I like the substrate cup

Reactions: Like 1


----------



## Billeh (Feb 19, 2012)

Can i get a little more feedback on my tiny enclosure? I know its not as good as some of the stuff you've all seen, but its my first


----------



## Leora22 (Feb 19, 2012)

RyaNorthWest said:


> Those pill bottles will work fine. I had a P. cambridgei in an orange pill bottle until it grew out of it. The orange tint didnt bother me. I took off the lid to take pictures. They're slings, they're easy to handle and take out if you want pictures. Although I do like the glass pepper jar. Versicolor are one of my favorite T's.
> 
> ---------- Post added 02-18-2012 at 11:48 PM ----------
> 
> It might just be me but...I think those twigs are starting to mold. If so I would change them out immediately.

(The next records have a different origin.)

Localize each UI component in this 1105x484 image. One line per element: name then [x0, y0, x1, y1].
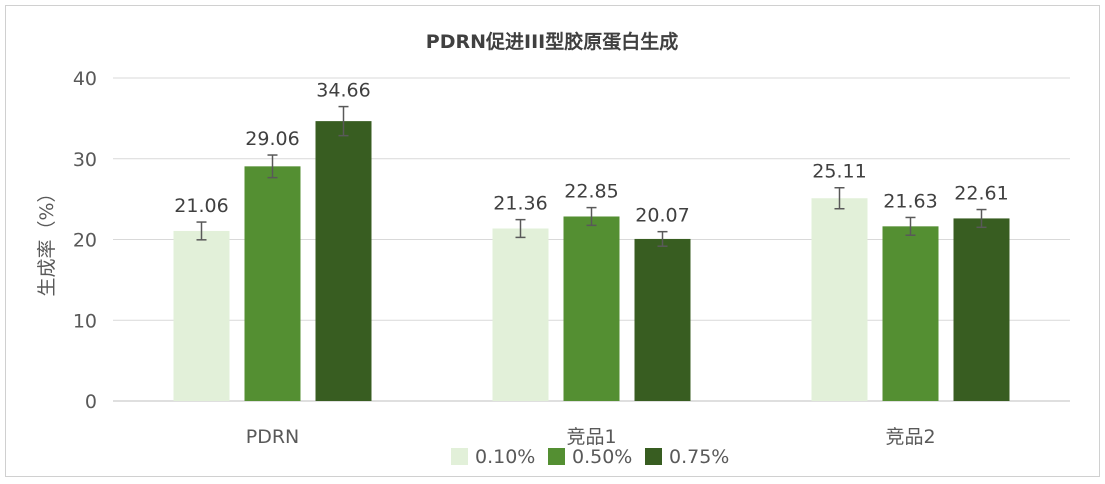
legend-label: 0.10% — [475, 446, 535, 468]
y-tick-label: 10 — [73, 310, 97, 332]
bar-0.50%-PDRN — [244, 166, 301, 401]
bars — [173, 121, 1010, 402]
legend-swatch — [548, 448, 565, 465]
bar-0.75%-PDRN — [315, 121, 372, 402]
legend: 0.10% 0.50% 0.75% — [451, 446, 729, 468]
x-category-label: PDRN — [246, 426, 300, 448]
bar-0.75%-竞品1 — [634, 238, 691, 401]
data-label: 34.66 — [316, 80, 370, 102]
legend-label: 0.75% — [669, 446, 729, 468]
data-label: 25.11 — [812, 161, 866, 183]
y-tick-label: 20 — [73, 230, 97, 252]
bar-0.50%-竞品1 — [563, 216, 620, 401]
data-label: 21.36 — [493, 193, 547, 215]
data-label: 20.07 — [635, 205, 689, 227]
bar-0.10%-竞品1 — [492, 228, 549, 401]
legend-label: 0.50% — [572, 446, 632, 468]
y-axis-ticks: 0 10 20 30 40 — [73, 68, 97, 413]
bar-0.50%-竞品2 — [882, 226, 939, 401]
y-tick-label: 0 — [85, 391, 97, 413]
legend-swatch — [451, 448, 468, 465]
chart-title: PDRN促进III型胶原蛋白生成 — [426, 30, 678, 53]
x-axis-categories: PDRN 竞品1 竞品2 — [246, 426, 936, 448]
data-label: 22.85 — [564, 181, 618, 203]
y-tick-label: 40 — [73, 68, 97, 90]
x-category-label: 竞品1 — [566, 426, 616, 448]
bar-0.75%-竞品2 — [953, 218, 1010, 401]
data-label: 21.63 — [883, 190, 937, 212]
x-category-label: 竞品2 — [885, 426, 935, 448]
data-label: 21.06 — [174, 195, 228, 217]
bar-0.10%-竞品2 — [811, 198, 868, 401]
error-bars — [196, 105, 987, 247]
y-tick-label: 30 — [73, 149, 97, 171]
data-label: 22.61 — [954, 183, 1008, 205]
data-labels: 21.06 29.06 34.66 21.36 22.85 20.07 25.11 21.63… — [174, 80, 1008, 227]
legend-swatch — [645, 448, 662, 465]
bar-0.10%-PDRN — [173, 230, 230, 401]
data-label: 29.06 — [245, 128, 299, 150]
y-axis-label: 生成率（%） — [36, 183, 58, 296]
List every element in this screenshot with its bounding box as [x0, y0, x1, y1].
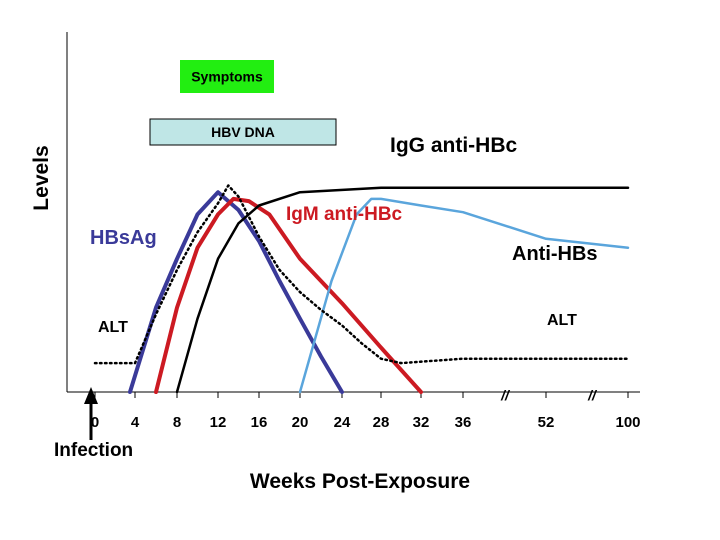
event-bars: Symptoms HBV DNA: [149, 60, 337, 146]
bar-hbv-dna: [149, 118, 337, 146]
axis-break-mark: //: [587, 387, 598, 403]
label-anti-hbs: Anti-HBs: [512, 243, 598, 265]
label-igm-anti-hbc: IgM anti-HBc: [286, 204, 403, 225]
x-tick-label: 12: [210, 414, 227, 431]
x-axis-label: Weeks Post-Exposure: [250, 470, 470, 493]
infection-label: Infection: [54, 440, 133, 461]
series-igm-anti-hbc: [154, 196, 423, 394]
x-tick-label: 0: [91, 414, 99, 431]
infection-arrow-head: [84, 387, 98, 404]
label-hbsag: HBsAg: [90, 227, 157, 249]
bar-label: Symptoms: [191, 69, 263, 85]
x-tick-label: 8: [173, 414, 181, 431]
label-alt-right: ALT: [547, 312, 577, 329]
series-hbsag: [128, 190, 344, 394]
axis-break-mark: //: [500, 387, 511, 403]
bar-label: HBV DNA: [211, 124, 275, 140]
x-tick-label: 32: [413, 414, 430, 431]
x-tick-label: 24: [334, 414, 351, 431]
label-alt-left: ALT: [98, 319, 128, 336]
series-igg-anti-hbc: [175, 186, 630, 394]
series-alt: [93, 184, 630, 365]
x-ticks: 0 4 8 12 16 20 24 28 32 36 52 100: [91, 392, 641, 431]
y-axis-label: Levels: [30, 145, 53, 210]
x-tick-label: 20: [292, 414, 309, 431]
x-tick-label: 52: [538, 414, 555, 431]
bar-symptoms: [180, 60, 274, 93]
x-tick-label: 16: [251, 414, 268, 431]
x-tick-label: 100: [615, 414, 640, 431]
label-igg-anti-hbc: IgG anti-HBc: [390, 134, 517, 157]
x-tick-label: 28: [373, 414, 390, 431]
x-tick-label: 36: [455, 414, 472, 431]
x-tick-label: 4: [131, 414, 140, 431]
series-lines: [93, 184, 630, 394]
series-anti-hbs: [298, 197, 630, 394]
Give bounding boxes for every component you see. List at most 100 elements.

Did you get them from outside?


Yeah it was mold .....And yes I had collected them from outside and baked them in the oven for an hour at 250F But when  I took these pics which was like 4-6 months ago I too noticed the mold so I took them out and soaked in a bleach solution and then re-baked them for about 2 hours it hasn't come back yet so fingers crossed   Thank You for your concern.

---------- Post added 02-19-2012 at 09:16 PM ----------

 One lil slings going to be happy.....It looks good

Reactions: Like 1


----------



## Tweak (Mar 21, 2012)

Leora22 said:


> Yeah sure best thing about the salt an pepper shake is that the lid already had holes


I really like this idea for slings! But do you think the holes provide enough ventilation?


----------



## hydrophyte (Mar 21, 2012)

IF they are used pill bottles I would worry about traces of drugs that could monkey with the animals' endocrine systems and screw up their development.


----------